Moi mon but dans ma modeste vie qui tourne toute seule au gré du vent de l’avenir, c’est de ne plus travailler et être rentier. Certains ont des rêves de grandeur mégalo, se voient maîtres du monde et se rasent exprès le matin pour ça, d’autres ont des plans de carrière bien définis (et mariée à 30 ans, premier enfant à 32) et une vision à long terme. Moi super pas. Tout ce que je veux c’est partir à la retraite le plus tôt possible, demain serait d’ailleurs une bonne date pour moi, en plus c’est les vacances, personne ne s’en rendrait compte (quoique y’a le dernier Fairy Tail qui est sorti aujourd’hui, il y aurait du cassage de dents sur ma vitrine propre de y’a deux jours (oui, tous les six mois environ je lave ma vitrine. Ou je le fais faire par un stagiaire, histoire qu’il voit ce que c’est vraiment que le monde du travail)).

 

Non, vraiment. J’en connais qui ne peuvent pas rester en place, qui ont un besoin impérieux d’organiser leurs journées, de se sentir utiles et surtout, surtout, d’avoir une activité professionnelle dans laquelle s’épanouir. Remarquez, il est toujours mieux de s’épanouir dans un métier en en ayant le choix que de s’y abrutir en y étant forcé, donc je fais le marmot là, mais je mesure ma chance quand même. Mais attention hein, j’ai travaillé dur pour arriver là où j’en suis aujourd’hui et pour pouvoir vous sortir des théories aussi élaborées que ‘ouais non moi si j’avais le choix, je bosserais pas, trop peu pour moi merci, je préfère me rendre utile à moi-même en glandant toute la journée et en sirotant des diabolos grenadine’. J’ai mon BEPC, j’ai mon Bac (alors même que j’ai raté mon bac blanc, que ceci soit une lueur d’espoir pour tous ceux qui, comme moi, ont bien remarqué que la terminale servait à rien) et j’ai même une maîtrise qui n’a absolument rien à voir avec le métier de libraire, c’est dire si mon projet professionnel est établi depuis belle lurette.

 

Ça explique peut-être aussi qu’à bientôt 33 ans, outre le fait que je me méfie de plus en plus des croix, je n’aie toujours pas d’enfants et que je ne me sois pas marié à 30 ans (enfin pas que je sache). Va falloir que je me penche sur la question n’empêche, mon horloge biologique tourne, et ma mère me rappelle subtilement de temps à autres que oui, elle aimerait bien une petite fille (nous sommes trois frères et mon frère à lui-même deux fils, ça fait beaucoup de paires de mâles et ça manque de paires de princesses). Donc vais voir ce que je peux faire, j’ai quelques coups de fil à passer.

 

Le petit problème qui se pose, c’est que pour être rentier, il faut avoir de l’argent. Et pour avoir de l’argent, mieux vaut ne pas être libraire. Je n’ai plus les chiffres exacts en tête mais dites-vous bien, chers apprentis libraires, que le salaire moyen dans cette profession après 8 ans d’ancienneté (c’est long, huit ans. Par exemple, entre mes huit et seize ans, il s’est passé tout plein de choses palpitantes, de quoi remplir toute une vie, et je suis passé d’un petit con qui n’avait pas peur de jouer à la corde à sauter avec les filles pendant la récré à un petit con à la voix grave et sensuelle qui n’avait pas peur de jouer à la corde à sauter tout seul dans son coin), le salaire moyen, donc, s’élève à 1 200€ (c’est mieux que rien, mais pas de beaucoup).

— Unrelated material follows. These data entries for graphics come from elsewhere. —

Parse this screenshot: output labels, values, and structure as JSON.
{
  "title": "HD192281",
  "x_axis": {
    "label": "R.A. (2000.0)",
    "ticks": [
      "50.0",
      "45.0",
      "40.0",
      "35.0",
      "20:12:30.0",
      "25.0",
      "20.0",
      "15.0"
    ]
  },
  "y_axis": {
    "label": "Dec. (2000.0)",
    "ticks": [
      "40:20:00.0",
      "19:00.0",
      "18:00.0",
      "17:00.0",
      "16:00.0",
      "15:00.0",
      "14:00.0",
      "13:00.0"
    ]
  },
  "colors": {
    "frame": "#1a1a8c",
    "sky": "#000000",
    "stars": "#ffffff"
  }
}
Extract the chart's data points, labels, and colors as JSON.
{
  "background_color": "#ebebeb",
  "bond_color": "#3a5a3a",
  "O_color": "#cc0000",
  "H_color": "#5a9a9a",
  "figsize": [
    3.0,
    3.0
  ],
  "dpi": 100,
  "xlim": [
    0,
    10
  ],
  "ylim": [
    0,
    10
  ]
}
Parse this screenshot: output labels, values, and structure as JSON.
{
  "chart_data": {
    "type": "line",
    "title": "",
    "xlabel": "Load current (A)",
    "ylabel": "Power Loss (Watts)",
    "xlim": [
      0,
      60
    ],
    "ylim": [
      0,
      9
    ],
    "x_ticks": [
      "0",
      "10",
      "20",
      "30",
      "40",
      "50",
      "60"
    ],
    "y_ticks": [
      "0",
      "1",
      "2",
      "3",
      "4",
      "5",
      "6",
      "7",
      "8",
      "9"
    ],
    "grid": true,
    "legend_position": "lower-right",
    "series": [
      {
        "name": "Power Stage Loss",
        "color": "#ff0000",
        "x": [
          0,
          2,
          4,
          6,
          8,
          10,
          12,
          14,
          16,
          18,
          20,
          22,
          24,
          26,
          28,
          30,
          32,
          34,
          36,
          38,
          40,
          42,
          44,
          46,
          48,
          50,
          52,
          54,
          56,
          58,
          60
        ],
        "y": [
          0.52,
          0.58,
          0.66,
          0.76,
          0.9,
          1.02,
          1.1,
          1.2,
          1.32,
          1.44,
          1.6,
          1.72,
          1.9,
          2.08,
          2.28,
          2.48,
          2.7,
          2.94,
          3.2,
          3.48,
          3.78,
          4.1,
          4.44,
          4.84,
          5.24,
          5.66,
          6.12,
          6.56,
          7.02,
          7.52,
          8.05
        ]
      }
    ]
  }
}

Le mieux c’est d’avoir sa librairie à soi, ce qui permet en général de se sortir un salaire autour des 2 000€/mensuels. En plus évidemment de la valeur de la librairie à la revente.

 

Pour paraphraser une petite phrase qui traine dans le monde du jazz, pour devenir millionnaire dans le monde de la librairie, il suffit de commencer milliardaire.

 

Mais nous sommes riches de culture et des rires des enfants que nous rendons heureux. Nous nous nourrissons du bonheur et de la joie de lire des clients, des petits compliments de rien du tout et de la patience de ceux qui n’ont pas que ça à faire car ils ont une carrière sur le feu.

 

Ça me fait penser que l’autre jour j’étais au restaurant (ne nous emballons pas, je ne sors pas comme ça, c’était à l’heure du déjeuner, celle qui pourrait ne durer que trente minutes si j’étais pas aussi fainéant), et un couple s’installe à côté de moi. Ils commencent à râler un peu car l’être humain aime bien râler un peu pour montrer qu’il va pas se laisser faire, comme quoi le service est lent, que c’est bon ils ont choisi, ils foutent quoi les serveurs, non mais c’est n’importe quoi, ça fait trente minutes qu’on est là (ça en faisait cinq, en vrai), on va pas y passer la nuit, allez viens chérie on s’en va, on va aller se prendre un kebab plutôt, ça ira plus vite, là c’est inadmissible. Et ils se lèvent, royaux, sans même faire grincer leurs chaises. Le patron du restaurant leur demande s’il y a un problème, et l’homme émet cette phrase, superbe :

 

- Oui, on a attendu beaucoup trop longtemps pour notre commande et nous sommes pressés, nous avons un métier, nous, tout le monde n’est pas au chômage.

 

Comme disait Romuald à Koh Lanta : je vous laisse méditer là-dessus.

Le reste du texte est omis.